Since, in our view, the evidence was amply sufficient to sustain the verdict, defendant's motion for judgment of acquittal must be denied.
We need consider but one of the issues raised by defendant in support of his motion for a new trial, since the clarification of the law with relation thereto after this defendant's trial requires the grant of defendant's motion.
The witness Walter kept the F.B.I. posted as to the proceedings at Party meetings, and as to Party affairs generally. Walter testified that he 'would meet the agent the day after the meeting' and make an oral report on what had transpired, and that the agent would make written notes as he talked. Defendant served a subpoena, in proper form, requiring the production, inter alia, of all notations of oral reports made by Walter. Defendant had shown no inconsistency between these reports and the witness' testimony. Following our interpretation of Gordon v. United States, 344 U.S. 414, 73 S. Ct. 369, 97 L. Ed. 447 (1953), we sustained the Government's motion to quash the subpoena. It later developed that our reliance on Gordon was misplaced, as was that of both the trial Court and the Court of Appeals in the first Scales trial. See, Scales v.
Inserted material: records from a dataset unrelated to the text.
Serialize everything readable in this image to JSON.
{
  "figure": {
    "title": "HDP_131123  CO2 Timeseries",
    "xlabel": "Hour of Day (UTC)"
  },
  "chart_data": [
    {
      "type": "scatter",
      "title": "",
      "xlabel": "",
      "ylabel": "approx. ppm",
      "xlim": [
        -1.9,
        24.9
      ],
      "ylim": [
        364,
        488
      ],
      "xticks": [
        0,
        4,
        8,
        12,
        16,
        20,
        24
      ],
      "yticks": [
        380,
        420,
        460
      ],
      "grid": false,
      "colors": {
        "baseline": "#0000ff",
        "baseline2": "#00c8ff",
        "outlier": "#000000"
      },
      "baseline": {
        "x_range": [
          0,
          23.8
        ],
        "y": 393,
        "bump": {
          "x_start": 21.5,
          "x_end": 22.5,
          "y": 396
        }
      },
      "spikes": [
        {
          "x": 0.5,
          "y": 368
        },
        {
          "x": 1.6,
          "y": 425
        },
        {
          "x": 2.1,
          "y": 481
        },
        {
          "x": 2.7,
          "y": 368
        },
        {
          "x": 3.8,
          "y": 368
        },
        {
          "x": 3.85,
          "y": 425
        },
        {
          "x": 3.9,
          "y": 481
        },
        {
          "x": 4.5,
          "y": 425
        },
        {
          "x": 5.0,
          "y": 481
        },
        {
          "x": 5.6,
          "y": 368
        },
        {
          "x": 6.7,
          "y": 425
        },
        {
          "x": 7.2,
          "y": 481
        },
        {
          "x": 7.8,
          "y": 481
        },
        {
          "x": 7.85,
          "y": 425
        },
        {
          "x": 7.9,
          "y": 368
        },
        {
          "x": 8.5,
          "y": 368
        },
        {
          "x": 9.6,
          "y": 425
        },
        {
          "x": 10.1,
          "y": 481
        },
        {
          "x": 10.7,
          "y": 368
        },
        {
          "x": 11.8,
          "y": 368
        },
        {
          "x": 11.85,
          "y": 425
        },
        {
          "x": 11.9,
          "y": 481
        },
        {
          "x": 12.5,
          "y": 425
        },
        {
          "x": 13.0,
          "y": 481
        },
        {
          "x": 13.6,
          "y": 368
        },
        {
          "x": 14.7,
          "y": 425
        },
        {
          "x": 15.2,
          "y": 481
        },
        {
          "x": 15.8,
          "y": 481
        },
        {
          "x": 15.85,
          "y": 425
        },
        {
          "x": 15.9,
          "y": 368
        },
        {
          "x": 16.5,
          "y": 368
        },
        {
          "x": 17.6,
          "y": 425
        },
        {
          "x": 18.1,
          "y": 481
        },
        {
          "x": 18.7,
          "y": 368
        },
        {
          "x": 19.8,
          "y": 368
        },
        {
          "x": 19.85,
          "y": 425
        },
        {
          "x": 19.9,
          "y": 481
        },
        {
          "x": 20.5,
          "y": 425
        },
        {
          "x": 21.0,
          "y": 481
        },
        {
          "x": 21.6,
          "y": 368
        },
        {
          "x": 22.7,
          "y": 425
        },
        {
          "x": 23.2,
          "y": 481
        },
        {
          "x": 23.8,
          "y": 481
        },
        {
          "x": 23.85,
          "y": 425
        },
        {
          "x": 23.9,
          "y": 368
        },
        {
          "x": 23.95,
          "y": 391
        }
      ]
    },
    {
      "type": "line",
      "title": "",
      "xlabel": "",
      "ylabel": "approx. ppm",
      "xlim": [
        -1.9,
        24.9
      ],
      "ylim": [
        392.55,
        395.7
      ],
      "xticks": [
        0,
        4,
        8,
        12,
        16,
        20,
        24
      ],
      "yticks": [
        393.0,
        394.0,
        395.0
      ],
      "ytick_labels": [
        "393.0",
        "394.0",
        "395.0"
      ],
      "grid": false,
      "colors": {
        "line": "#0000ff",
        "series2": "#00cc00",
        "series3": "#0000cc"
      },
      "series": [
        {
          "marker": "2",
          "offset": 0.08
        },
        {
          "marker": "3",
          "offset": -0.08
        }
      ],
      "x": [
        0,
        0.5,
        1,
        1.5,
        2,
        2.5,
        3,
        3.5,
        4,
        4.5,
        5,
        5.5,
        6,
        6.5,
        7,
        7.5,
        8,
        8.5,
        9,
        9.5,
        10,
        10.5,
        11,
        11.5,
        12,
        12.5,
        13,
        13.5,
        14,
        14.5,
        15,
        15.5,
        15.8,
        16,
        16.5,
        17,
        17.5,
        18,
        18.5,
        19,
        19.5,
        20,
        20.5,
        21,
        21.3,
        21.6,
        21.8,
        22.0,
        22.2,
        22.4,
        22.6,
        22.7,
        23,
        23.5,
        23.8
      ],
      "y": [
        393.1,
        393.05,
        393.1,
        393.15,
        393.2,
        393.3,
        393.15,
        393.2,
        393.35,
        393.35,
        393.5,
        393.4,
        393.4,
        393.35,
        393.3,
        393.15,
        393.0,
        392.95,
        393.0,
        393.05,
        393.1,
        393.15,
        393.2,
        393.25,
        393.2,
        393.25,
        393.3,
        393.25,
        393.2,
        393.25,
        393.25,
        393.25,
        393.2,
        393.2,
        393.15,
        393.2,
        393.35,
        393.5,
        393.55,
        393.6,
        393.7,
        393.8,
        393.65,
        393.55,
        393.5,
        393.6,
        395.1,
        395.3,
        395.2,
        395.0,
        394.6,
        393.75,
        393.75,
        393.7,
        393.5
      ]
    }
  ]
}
United States, 227 F.2d 581, 592 (4th Cir.1955), rev'd 355 U.S. 1, 78 S. Ct. 9, 2 L. Ed. 2d 19 (1957), citing Jencks v. United States, 353 U.S. 657, 77 S. Ct. 1007, 1 L. Ed. 2d 1103 (1957). Jencks, which was decided a year after this defendant's trial, distinguished Gordon, and held that a defendant is not required to lay a preliminary foundation of inconsistency, where a sufficient foundation is established by the testimony of the witness that his reports were of the events and activities related in his testimony.
It is clear, therefore, that we erred in our ruling with respect to the reports of the witness Walter and that a new trial must be granted. It is unnecessary to consider our action in regard to reports of the witnesses Thomas and Markward. Accordingly, we enter the following:
NOW, June 29, 1962, it is ordered and decreed that:
1. Defendant's motion for judgment of acquittal be, and it is, denied.
2. Defendant's motion for a new trial be, and it is, granted.